Fig. 1: Mapping and characterization of mRNA 3′ end CS in 206 primary cell types.
From: Quantifying 3′UTR length from scRNA-seq data reveals changes independent of gene expression

a Read distribution at mRNA 3′ end CS from 10x Genomics compared with MWS data. Shown is the terminal exon of the mouse Vamp2 gene. nts, nucleotides. b Schematic of CS annotation from MWS data and generation of a truncated UTRome for downstream gene and 3′UTR isoform quantification. c Motif distribution surrounding human CS (position 0).
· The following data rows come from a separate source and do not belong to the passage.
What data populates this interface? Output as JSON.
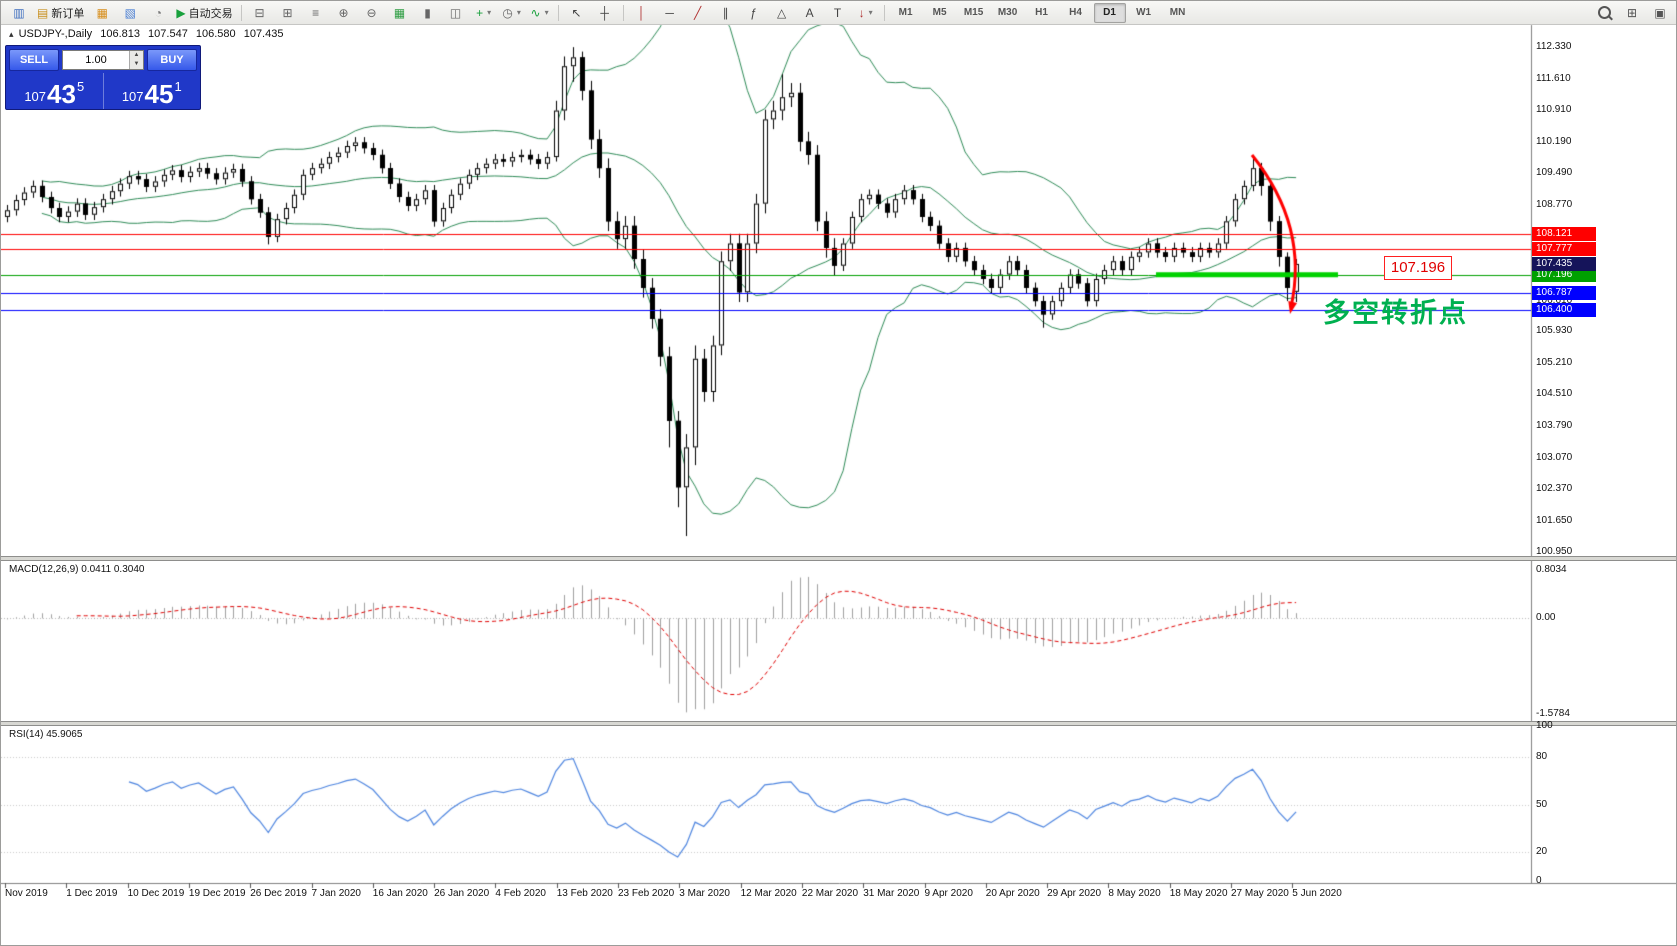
{
  "toolbar": {
    "standard_buttons": [
      {
        "name": "charts-icon",
        "glyph": "▥",
        "color": "#3f6fbf"
      },
      {
        "name": "new-order-button",
        "glyph": "▤",
        "color": "#c89020",
        "label": "新订单"
      },
      {
        "name": "market-watch-icon",
        "glyph": "▦",
        "color": "#d78f1e"
      },
      {
        "name": "navigator-icon",
        "glyph": "▧",
        "color": "#4a7fd4"
      },
      {
        "name": "refresh-icon",
        "glyph": "◔",
        "color": "#777777"
      },
      {
        "name": "autotrading-button",
        "glyph": "▶",
        "color": "#18a03c",
        "label": "自动交易"
      }
    ],
    "chart_buttons": [
      {
        "name": "cascade-windows-icon",
        "glyph": "⊟",
        "color": "#666666"
      },
      {
        "name": "tile-windows-icon",
        "glyph": "⊞",
        "color": "#666666"
      },
      {
        "name": "arrange-icons-icon",
        "glyph": "≡",
        "color": "#666666"
      },
      {
        "name": "zoom-in-icon",
        "glyph": "⊕",
        "color": "#666666"
      },
      {
        "name": "zoom-out-icon",
        "glyph": "⊖",
        "color": "#666666"
      },
      {
        "name": "grid-icon",
        "glyph": "▦",
        "color": "#2f9e44"
      },
      {
        "name": "bar-chart-icon",
        "glyph": "▮",
        "color": "#666666"
      },
      {
        "name": "candlestick-chart-icon",
        "glyph": "◫",
        "color": "#666666"
      },
      {
        "name": "new-chart-icon",
        "glyph": "+",
        "color": "#18a03c",
        "dropdown": true
      },
      {
        "name": "periods-icon",
        "glyph": "◷",
        "color": "#666666",
        "dropdown": true
      },
      {
        "name": "indicators-icon",
        "glyph": "∿",
        "color": "#18a03c",
        "dropdown": true
      }
    ],
    "cursor_buttons": [
      {
        "name": "cursor-icon",
        "glyph": "↖",
        "color": "#444444"
      },
      {
        "name": "crosshair-icon",
        "glyph": "┼",
        "color": "#444444"
      }
    ],
    "line_tools": [
      {
        "name": "vertical-line-icon",
        "glyph": "│",
        "color": "#b03030"
      },
      {
        "name": "horizontal-line-icon",
        "glyph": "─",
        "color": "#444444"
      },
      {
        "name": "trendline-icon",
        "glyph": "╱",
        "color": "#b03030"
      },
      {
        "name": "channel-icon",
        "glyph": "∥",
        "color": "#444444"
      },
      {
        "name": "fibonacci-icon",
        "glyph": "ƒ",
        "color": "#444444"
      },
      {
        "name": "shapes-icon",
        "glyph": "△",
        "color": "#444444"
      },
      {
        "name": "text-icon",
        "glyph": "A",
        "color": "#444444"
      },
      {
        "name": "label-icon",
        "glyph": "T",
        "color": "#444444"
      },
      {
        "name": "arrows-icon",
        "glyph": "↓",
        "color": "#b03030",
        "dropdown": true
      }
    ],
    "timeframes": [
      "M1",
      "M5",
      "M15",
      "M30",
      "H1",
      "H4",
      "D1",
      "W1",
      "MN"
    ],
    "active_timeframe": "D1",
    "right_buttons": [
      {
        "name": "search-icon",
        "glyph": "",
        "color": "#555555"
      },
      {
        "name": "new-window-icon",
        "glyph": "⊞",
        "color": "#555555"
      },
      {
        "name": "window-list-icon",
        "glyph": "▣",
        "color": "#555555"
      }
    ]
  },
  "one_click": {
    "sell_label": "SELL",
    "buy_label": "BUY",
    "volume": "1.00",
    "sell_price_small": "107",
    "sell_price_big": "43",
    "sell_price_sup": "5",
    "buy_price_small": "107",
    "buy_price_big": "45",
    "buy_price_sup": "1"
  },
  "chart_header": {
    "symbol": "USDJPY-,Daily",
    "open": "106.813",
    "high": "107.547",
    "low": "106.580",
    "close": "107.435"
  },
  "annotations": {
    "level_label": "107.196",
    "level_value": 107.196,
    "level_line_color": "#00D200",
    "level_box_border": "#FF2020",
    "turning_point_text": "多空转折点",
    "turning_point_color": "#00B050",
    "arrow_color": "#FF0000"
  },
  "chart_data": {
    "type": "candlestick",
    "symbol": "USDJPY",
    "timeframe": "Daily",
    "y_ticks": [
      "112.330",
      "111.610",
      "110.910",
      "110.190",
      "109.490",
      "108.770",
      "108.050",
      "107.330",
      "106.610",
      "105.930",
      "105.210",
      "104.510",
      "103.790",
      "103.070",
      "102.370",
      "101.650",
      "100.950"
    ],
    "y_range": [
      100.85,
      112.83
    ],
    "x_labels": [
      "Nov 2019",
      "1 Dec 2019",
      "10 Dec 2019",
      "19 Dec 2019",
      "26 Dec 2019",
      "7 Jan 2020",
      "16 Jan 2020",
      "26 Jan 2020",
      "4 Feb 2020",
      "13 Feb 2020",
      "23 Feb 2020",
      "3 Mar 2020",
      "12 Mar 2020",
      "22 Mar 2020",
      "31 Mar 2020",
      "9 Apr 2020",
      "20 Apr 2020",
      "29 Apr 2020",
      "8 May 2020",
      "18 May 2020",
      "27 May 2020",
      "5 Jun 2020"
    ],
    "price_lines": [
      {
        "value": 108.121,
        "label": "108.121",
        "color": "#FF0000"
      },
      {
        "value": 107.777,
        "label": "107.777",
        "color": "#FF0000"
      },
      {
        "value": 107.196,
        "label": "107.196",
        "color": "#00A000"
      },
      {
        "value": 106.787,
        "label": "106.787",
        "color": "#0000FF"
      },
      {
        "value": 106.4,
        "label": "106.400",
        "color": "#0000FF"
      }
    ],
    "current_price": {
      "value": 107.435,
      "label": "107.435",
      "box_color": "#15145A"
    },
    "bollinger": {
      "period": 20,
      "deviation": 2,
      "color": "#2E8B57"
    },
    "ohlc": [
      [
        108.5,
        108.77,
        108.38,
        108.65
      ],
      [
        108.65,
        109.0,
        108.53,
        108.88
      ],
      [
        108.88,
        109.17,
        108.76,
        109.05
      ],
      [
        109.05,
        109.32,
        108.93,
        109.2
      ],
      [
        109.2,
        109.32,
        108.83,
        108.95
      ],
      [
        108.95,
        109.07,
        108.58,
        108.7
      ],
      [
        108.7,
        108.82,
        108.38,
        108.5
      ],
      [
        108.5,
        108.74,
        108.38,
        108.62
      ],
      [
        108.62,
        108.92,
        108.5,
        108.8
      ],
      [
        108.8,
        108.92,
        108.43,
        108.55
      ],
      [
        108.55,
        108.84,
        108.43,
        108.72
      ],
      [
        108.72,
        109.02,
        108.6,
        108.9
      ],
      [
        108.9,
        109.2,
        108.78,
        109.08
      ],
      [
        109.08,
        109.37,
        108.96,
        109.25
      ],
      [
        109.25,
        109.54,
        109.13,
        109.42
      ],
      [
        109.42,
        109.54,
        109.23,
        109.35
      ],
      [
        109.35,
        109.47,
        109.06,
        109.18
      ],
      [
        109.18,
        109.42,
        109.06,
        109.3
      ],
      [
        109.3,
        109.57,
        109.18,
        109.45
      ],
      [
        109.45,
        109.67,
        109.33,
        109.55
      ],
      [
        109.55,
        109.67,
        109.28,
        109.4
      ],
      [
        109.4,
        109.64,
        109.28,
        109.52
      ],
      [
        109.52,
        109.72,
        109.4,
        109.6
      ],
      [
        109.6,
        109.72,
        109.36,
        109.48
      ],
      [
        109.48,
        109.6,
        109.23,
        109.35
      ],
      [
        109.35,
        109.62,
        109.23,
        109.5
      ],
      [
        109.5,
        109.7,
        109.38,
        109.58
      ],
      [
        109.58,
        109.7,
        109.18,
        109.3
      ],
      [
        109.3,
        109.42,
        108.78,
        108.9
      ],
      [
        108.9,
        109.02,
        108.48,
        108.6
      ],
      [
        108.6,
        108.72,
        107.88,
        108.05
      ],
      [
        108.05,
        108.57,
        107.93,
        108.45
      ],
      [
        108.45,
        108.82,
        108.33,
        108.7
      ],
      [
        108.7,
        109.12,
        108.58,
        109.0
      ],
      [
        109.0,
        109.57,
        108.88,
        109.45
      ],
      [
        109.45,
        109.72,
        109.33,
        109.6
      ],
      [
        109.6,
        109.82,
        109.48,
        109.7
      ],
      [
        109.7,
        109.97,
        109.58,
        109.85
      ],
      [
        109.85,
        110.07,
        109.73,
        109.95
      ],
      [
        109.95,
        110.22,
        109.83,
        110.1
      ],
      [
        110.1,
        110.3,
        109.98,
        110.18
      ],
      [
        110.18,
        110.3,
        109.93,
        110.05
      ],
      [
        110.05,
        110.17,
        109.78,
        109.9
      ],
      [
        109.9,
        110.02,
        109.48,
        109.6
      ],
      [
        109.6,
        109.72,
        109.13,
        109.25
      ],
      [
        109.25,
        109.37,
        108.83,
        108.95
      ],
      [
        108.95,
        109.07,
        108.63,
        108.75
      ],
      [
        108.75,
        109.02,
        108.63,
        108.9
      ],
      [
        108.9,
        109.22,
        108.78,
        109.1
      ],
      [
        109.1,
        109.22,
        108.28,
        108.4
      ],
      [
        108.4,
        108.82,
        108.28,
        108.7
      ],
      [
        108.7,
        109.12,
        108.58,
        109.0
      ],
      [
        109.0,
        109.37,
        108.88,
        109.25
      ],
      [
        109.25,
        109.57,
        109.13,
        109.45
      ],
      [
        109.45,
        109.72,
        109.33,
        109.6
      ],
      [
        109.6,
        109.82,
        109.48,
        109.7
      ],
      [
        109.7,
        109.92,
        109.58,
        109.8
      ],
      [
        109.8,
        109.92,
        109.63,
        109.75
      ],
      [
        109.75,
        109.97,
        109.63,
        109.85
      ],
      [
        109.85,
        110.02,
        109.73,
        109.9
      ],
      [
        109.9,
        110.02,
        109.68,
        109.8
      ],
      [
        109.8,
        109.92,
        109.58,
        109.7
      ],
      [
        109.7,
        109.97,
        109.58,
        109.85
      ],
      [
        109.85,
        111.12,
        109.75,
        110.9
      ],
      [
        110.9,
        112.12,
        110.68,
        111.9
      ],
      [
        111.9,
        112.33,
        111.55,
        112.1
      ],
      [
        112.1,
        112.23,
        111.13,
        111.35
      ],
      [
        111.35,
        111.57,
        110.03,
        110.25
      ],
      [
        110.25,
        110.47,
        109.38,
        109.6
      ],
      [
        109.6,
        109.82,
        108.18,
        108.4
      ],
      [
        108.4,
        108.62,
        107.78,
        108.0
      ],
      [
        108.0,
        108.52,
        107.78,
        108.3
      ],
      [
        108.3,
        108.52,
        107.33,
        107.55
      ],
      [
        107.55,
        107.77,
        106.68,
        106.9
      ],
      [
        106.9,
        107.12,
        105.98,
        106.2
      ],
      [
        106.2,
        106.42,
        105.13,
        105.35
      ],
      [
        105.35,
        105.57,
        103.3,
        103.9
      ],
      [
        103.9,
        104.12,
        101.95,
        102.4
      ],
      [
        102.4,
        103.6,
        101.3,
        103.3
      ],
      [
        103.3,
        105.6,
        102.9,
        105.3
      ],
      [
        105.3,
        105.52,
        104.33,
        104.55
      ],
      [
        104.55,
        105.82,
        104.33,
        105.6
      ],
      [
        105.6,
        107.72,
        105.38,
        107.5
      ],
      [
        107.5,
        108.12,
        107.28,
        107.9
      ],
      [
        107.9,
        108.12,
        106.58,
        106.8
      ],
      [
        106.8,
        108.12,
        106.58,
        107.9
      ],
      [
        107.9,
        109.02,
        107.68,
        108.8
      ],
      [
        108.8,
        110.92,
        108.58,
        110.7
      ],
      [
        110.7,
        111.12,
        110.48,
        110.9
      ],
      [
        110.9,
        111.72,
        110.68,
        111.2
      ],
      [
        111.2,
        111.52,
        110.98,
        111.3
      ],
      [
        111.3,
        111.52,
        109.98,
        110.2
      ],
      [
        110.2,
        110.42,
        109.68,
        109.9
      ],
      [
        109.9,
        110.12,
        108.18,
        108.4
      ],
      [
        108.4,
        108.62,
        107.58,
        107.8
      ],
      [
        107.8,
        108.02,
        107.18,
        107.4
      ],
      [
        107.4,
        108.02,
        107.28,
        107.9
      ],
      [
        107.9,
        108.62,
        107.78,
        108.5
      ],
      [
        108.5,
        109.02,
        108.38,
        108.9
      ],
      [
        108.9,
        109.12,
        108.78,
        109.0
      ],
      [
        109.0,
        109.12,
        108.68,
        108.8
      ],
      [
        108.8,
        108.92,
        108.48,
        108.6
      ],
      [
        108.6,
        109.02,
        108.48,
        108.9
      ],
      [
        108.9,
        109.22,
        108.78,
        109.1
      ],
      [
        109.1,
        109.22,
        108.78,
        108.9
      ],
      [
        108.9,
        109.02,
        108.38,
        108.5
      ],
      [
        108.5,
        108.62,
        108.18,
        108.3
      ],
      [
        108.3,
        108.42,
        107.78,
        107.9
      ],
      [
        107.9,
        108.02,
        107.48,
        107.6
      ],
      [
        107.6,
        107.92,
        107.48,
        107.8
      ],
      [
        107.8,
        107.92,
        107.38,
        107.5
      ],
      [
        107.5,
        107.62,
        107.18,
        107.3
      ],
      [
        107.3,
        107.42,
        106.98,
        107.1
      ],
      [
        107.1,
        107.22,
        106.78,
        106.9
      ],
      [
        106.9,
        107.32,
        106.78,
        107.2
      ],
      [
        107.2,
        107.62,
        107.08,
        107.5
      ],
      [
        107.5,
        107.62,
        107.18,
        107.3
      ],
      [
        107.3,
        107.42,
        106.78,
        106.9
      ],
      [
        106.9,
        107.02,
        106.48,
        106.6
      ],
      [
        106.6,
        106.72,
        106.0,
        106.3
      ],
      [
        106.3,
        106.72,
        106.18,
        106.6
      ],
      [
        106.6,
        107.02,
        106.48,
        106.9
      ],
      [
        106.9,
        107.32,
        106.78,
        107.2
      ],
      [
        107.2,
        107.32,
        106.88,
        107.0
      ],
      [
        107.0,
        107.12,
        106.48,
        106.6
      ],
      [
        106.6,
        107.22,
        106.48,
        107.1
      ],
      [
        107.1,
        107.42,
        106.98,
        107.3
      ],
      [
        107.3,
        107.62,
        107.18,
        107.5
      ],
      [
        107.5,
        107.62,
        107.18,
        107.3
      ],
      [
        107.3,
        107.72,
        107.18,
        107.6
      ],
      [
        107.6,
        107.82,
        107.48,
        107.7
      ],
      [
        107.7,
        108.02,
        107.58,
        107.9
      ],
      [
        107.9,
        108.02,
        107.58,
        107.7
      ],
      [
        107.7,
        107.82,
        107.48,
        107.6
      ],
      [
        107.6,
        107.92,
        107.48,
        107.8
      ],
      [
        107.8,
        107.92,
        107.58,
        107.7
      ],
      [
        107.7,
        107.82,
        107.48,
        107.6
      ],
      [
        107.6,
        107.92,
        107.48,
        107.8
      ],
      [
        107.8,
        107.92,
        107.58,
        107.7
      ],
      [
        107.7,
        108.02,
        107.58,
        107.9
      ],
      [
        107.9,
        108.52,
        107.78,
        108.4
      ],
      [
        108.4,
        109.02,
        108.28,
        108.9
      ],
      [
        108.9,
        109.32,
        108.78,
        109.2
      ],
      [
        109.2,
        109.85,
        109.08,
        109.6
      ],
      [
        109.6,
        109.72,
        108.98,
        109.2
      ],
      [
        109.2,
        109.32,
        108.18,
        108.4
      ],
      [
        108.4,
        108.52,
        107.38,
        107.6
      ],
      [
        107.6,
        107.7,
        106.6,
        106.9
      ],
      [
        106.81,
        107.55,
        106.58,
        107.44
      ]
    ],
    "indicators": [
      {
        "name": "MACD",
        "label": "MACD(12,26,9) 0.0411 0.3040",
        "params": [
          12,
          26,
          9
        ],
        "current": [
          0.0411,
          0.304
        ],
        "y_ticks": [
          "0.8034",
          "0.00",
          "-1.5784"
        ],
        "range": [
          -1.7,
          0.95
        ],
        "histogram_color": "#A0A0A0",
        "signal_color": "#E00000"
      },
      {
        "name": "RSI",
        "label": "RSI(14) 45.9065",
        "params": [
          14
        ],
        "current": 45.9065,
        "y_ticks": [
          "100",
          "80",
          "50",
          "20",
          "0"
        ],
        "range": [
          0,
          100
        ],
        "line_color": "#4F86E0",
        "levels": [
          80,
          50,
          20
        ]
      }
    ]
  }
}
PAS (AWTAAA) in [−50,0], CFI binding site (TGTA) in [−100,0], CFII binding site (TKTKTK) in [0,50] for the indicated annotation categories. d Calculated APARENT2 cleavage probabilities for all human CS in a 30-nt window stratified by annotation category as shown in (b). Box shows interquartile range (IQR) with median and whiskers 1.5*IQR. e Mean PhastCons score of 30 genomes in a 100-nt window centered on human CS, but excluding coding sequences. Box shows IQR with median and whiskers 1.5*IQR. f GENCODE transcript annotations depicting the last exons of the human NUDT21, PCF11, and ROCK1 genes. Shown are chromosome coordinates (hg38), CS from existing PAS databases and our MWS CS annotation, together with APARENT2 cleavage probability scores and CS usage scores. Major CS are highlighted by the gray boxes. g CS usage score distribution for human CS that were identified by MWS. h Numbers of major MWS CS per gene compared to CS counts from two other databases. Shown are CS in all human protein coding genes.